Я поворачиваю голову и мой рот приоткрывается в удивлении. Это самая прекрасная картина, которую я когда-либо видела. Безупречные мазки кистью черной краской изображают ангела-мужчину с опущенной головой, а темные волосы свисают на глаза. Его ступни вычерчены черным кругом, как будто он привязан на одном месте, и он плачет. Страдание и мука выражаются в нем настолько реально, что я хочу протянуть руку и утешить его.

— Это прекрасно, — я выдыхаю в восторге. — Я чувствую его боль и страдания. Словно это убивает его, находясь в ловушке в этом месте.

— Так значит, ты писатель, — говорит он, немного недовольно.

Я поворачиваюсь к нему лицом и понимаю, что он стоит намного ближе, чем я думала. По привычке, я делаю шаг назад и ногой сталкиваюсь с мольбертом.
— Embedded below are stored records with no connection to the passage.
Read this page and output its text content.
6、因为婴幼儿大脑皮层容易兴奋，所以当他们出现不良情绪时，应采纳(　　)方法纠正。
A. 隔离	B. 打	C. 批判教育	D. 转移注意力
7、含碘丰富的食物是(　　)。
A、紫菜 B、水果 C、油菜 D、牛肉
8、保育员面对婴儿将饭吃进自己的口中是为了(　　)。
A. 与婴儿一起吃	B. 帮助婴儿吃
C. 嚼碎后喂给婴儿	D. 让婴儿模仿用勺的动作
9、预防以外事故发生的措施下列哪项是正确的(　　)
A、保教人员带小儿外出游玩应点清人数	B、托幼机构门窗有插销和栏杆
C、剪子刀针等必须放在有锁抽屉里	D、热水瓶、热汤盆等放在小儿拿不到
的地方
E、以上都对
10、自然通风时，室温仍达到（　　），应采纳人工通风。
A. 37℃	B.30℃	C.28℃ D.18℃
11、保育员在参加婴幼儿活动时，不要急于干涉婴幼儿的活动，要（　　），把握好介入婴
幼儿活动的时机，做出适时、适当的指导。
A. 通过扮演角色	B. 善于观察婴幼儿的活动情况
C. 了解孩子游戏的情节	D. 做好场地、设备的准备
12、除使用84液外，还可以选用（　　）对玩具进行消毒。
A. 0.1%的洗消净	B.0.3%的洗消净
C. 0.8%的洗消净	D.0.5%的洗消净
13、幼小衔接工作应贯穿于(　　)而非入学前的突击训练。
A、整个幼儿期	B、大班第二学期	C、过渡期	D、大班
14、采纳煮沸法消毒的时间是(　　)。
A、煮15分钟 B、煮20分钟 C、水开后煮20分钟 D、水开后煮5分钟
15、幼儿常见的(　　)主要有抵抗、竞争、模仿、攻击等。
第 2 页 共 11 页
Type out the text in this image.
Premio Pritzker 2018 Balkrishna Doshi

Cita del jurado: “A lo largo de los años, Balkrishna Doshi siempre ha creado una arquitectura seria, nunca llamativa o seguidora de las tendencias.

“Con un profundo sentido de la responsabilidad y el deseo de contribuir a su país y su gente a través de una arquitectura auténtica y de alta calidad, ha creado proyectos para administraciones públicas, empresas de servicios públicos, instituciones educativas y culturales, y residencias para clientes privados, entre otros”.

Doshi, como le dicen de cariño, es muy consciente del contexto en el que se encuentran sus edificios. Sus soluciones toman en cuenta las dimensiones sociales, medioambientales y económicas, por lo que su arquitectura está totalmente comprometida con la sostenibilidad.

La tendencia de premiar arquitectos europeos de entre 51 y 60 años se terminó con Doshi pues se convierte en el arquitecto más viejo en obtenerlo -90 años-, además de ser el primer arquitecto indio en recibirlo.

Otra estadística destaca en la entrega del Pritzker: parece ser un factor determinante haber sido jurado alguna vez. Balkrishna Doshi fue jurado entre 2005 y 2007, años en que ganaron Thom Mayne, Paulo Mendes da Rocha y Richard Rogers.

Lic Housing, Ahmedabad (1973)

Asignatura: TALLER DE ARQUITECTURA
— Когда-нибудь я хочу стать им.

Он берет прядь моих волос и заправляет ее за ухо, напоминая, что я должна бояться его прикосновений; что его касание приносит только утешение, а не печаль.

— Ты знаешь, некоторые считают, что глаза — зеркало души? — спрашивает он негромко.

Я поднимаю брови.

— Ты знаешь, что это подкат, правда?

Его напряженное выражение захватывает дух, когда он проводит большим пальцем по моей щеке и ссадине вдоль скулы. Прикосновение его кожи к моей посылает покалывание по всему телу и наполняет меня чувствами, которые я никогда не испытывала прежде, потому что они могут прийти только через контакт с другими.

— Это сейчас, но давным-давно люди считали, что глаза человека позволяют постичь собственную душу. Они показывали их настоящие чувства и беззащитность. — он нежно водит пальцем под моими глазами. — У тебя красивые глаза, но в них так много грусти.

Я проглатываю комок в горле и сосредотачиваюсь на его губах. Господи Всевышний, у него такие сочные губы.

— Эмбер, — шепчет он и на время снимает цепи, которые связывают меня с каждой человеческой смертью. — Я хочу поцеловать тебя, — его голос падает до хриплого шепота, когда он наклоняется. — Пожалуйста, скажи мне, что я могу тебя поцеловать… Боже, пожалуйста, просто скажи это.

— Да… — выдыхаю я, и мне требуется секунда, чтобы понять весь смысл, сказанного мной; что после девятнадцати лет умышленного одиночества, я, наконец, поцелуюсь.

Он закрывает глаза, наклоняясь ближе. Мое сердце усиленно бухает в моей груди, когда его рот приближается, а затем, мгновение спустя, наши губы соприкасаются.

Стон мгновенно выскальзывает из моего рта, когда ощущение от его поцелуя спиралью проходит через все мое тело. Становится только хуже, когда он скользит своим языком между моих губ, и я открываю рот, впуская его, сплетая свой язык с его, нащупывая колечко на кончике его языка.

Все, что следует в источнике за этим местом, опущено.